Univention Bugzilla – Bug 41837
Inject ACL and schema extensions into Master slapd without restarting it
Last modified: 2021-05-26 21:13:24 CEST
Currently the LDAP server on the DC Master gets restarted whenever a joining UCS system registers a LDAP ACL or schema. I'm not too sure if the joinscripts of the joining system are fault tolerant enough with respect to downtimes of the master LDAP server. Maybe we can do this without restarting the master slapd by using the cn=config backend in OpenLDAP. If we would activate that on the master, we would have the possibility to inject ACL and schema changes into the running slapd. While switching completely to the cn=config backend as primary means of configuration seems to have too many strings attached (e.g. inclusion of slapd.conf.d subfiles) just activating cn=config as a secondary option could have some potential. In that scenario, the ldap_extension listener would do the same steps as it does now: write the ACL of schema subfile, register it, commit slapd.conf, slaptest it for consistency and if all that worked, it would simply not restart slapd, but generate a suitable cn=config LDIF and apply that. This might be worth to try. Later, if the slad is restarted regularly at some point, it would simply pick up the usual slapd.conf file as usual.
Bug 39619 might be a case that could be avoided with this strategy.
This issue has been filled against UCS 4.1. The maintenance with bug and security fixes for UCS 4.1 has ended on 5st of April 2018. Customers still on UCS 4.1 are encouraged to update to UCS 4.3. Please contact your partner or Univention for any questions. If this issue still occurs in newer UCS versions, please use "Clone this bug" or simply reopen the issue. In this case please provide detailed information on how this issue is affecting you.

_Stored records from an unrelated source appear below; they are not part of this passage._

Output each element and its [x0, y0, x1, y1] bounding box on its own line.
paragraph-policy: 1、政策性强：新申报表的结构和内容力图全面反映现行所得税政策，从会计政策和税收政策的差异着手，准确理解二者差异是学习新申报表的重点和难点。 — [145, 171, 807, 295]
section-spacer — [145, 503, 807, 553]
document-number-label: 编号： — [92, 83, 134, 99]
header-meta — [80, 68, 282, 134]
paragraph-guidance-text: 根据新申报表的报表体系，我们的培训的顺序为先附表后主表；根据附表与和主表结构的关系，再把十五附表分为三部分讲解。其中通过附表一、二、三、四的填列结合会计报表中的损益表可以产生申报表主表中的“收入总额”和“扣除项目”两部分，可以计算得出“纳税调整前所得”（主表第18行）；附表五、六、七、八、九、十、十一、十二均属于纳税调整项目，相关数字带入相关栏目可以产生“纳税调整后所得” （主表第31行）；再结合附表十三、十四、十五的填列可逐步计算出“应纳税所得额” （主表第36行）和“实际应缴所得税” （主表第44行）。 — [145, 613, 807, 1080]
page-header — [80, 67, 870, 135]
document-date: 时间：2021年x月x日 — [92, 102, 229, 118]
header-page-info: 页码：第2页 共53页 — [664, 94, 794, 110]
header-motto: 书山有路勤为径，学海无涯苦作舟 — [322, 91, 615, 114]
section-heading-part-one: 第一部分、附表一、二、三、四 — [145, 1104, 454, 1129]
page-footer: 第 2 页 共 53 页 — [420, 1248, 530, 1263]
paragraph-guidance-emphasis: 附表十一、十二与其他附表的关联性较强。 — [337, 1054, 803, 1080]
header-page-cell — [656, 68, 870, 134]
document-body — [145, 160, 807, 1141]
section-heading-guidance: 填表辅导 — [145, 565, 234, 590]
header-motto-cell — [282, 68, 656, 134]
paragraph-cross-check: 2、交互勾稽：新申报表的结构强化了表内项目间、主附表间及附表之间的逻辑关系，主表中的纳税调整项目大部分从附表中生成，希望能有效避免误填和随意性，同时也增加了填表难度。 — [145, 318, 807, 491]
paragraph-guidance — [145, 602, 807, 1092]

cn=config is now accessible (via LDAPI, Bug #43515). As a next steht we would need a script that takes acl and schema subfiles, filters them though UCR and converts the result into an ldif (or modlist) that can be used for ldapmodify. For schema that is described here: http://www.zytrax.com/books/ldap/ch6/slapd-config.html#use-general Before we invest in that we need to find out if we can get the line ordering (multivalued X-ORDERED attributes) right, so we can precisely inject the new ACLs where they should go.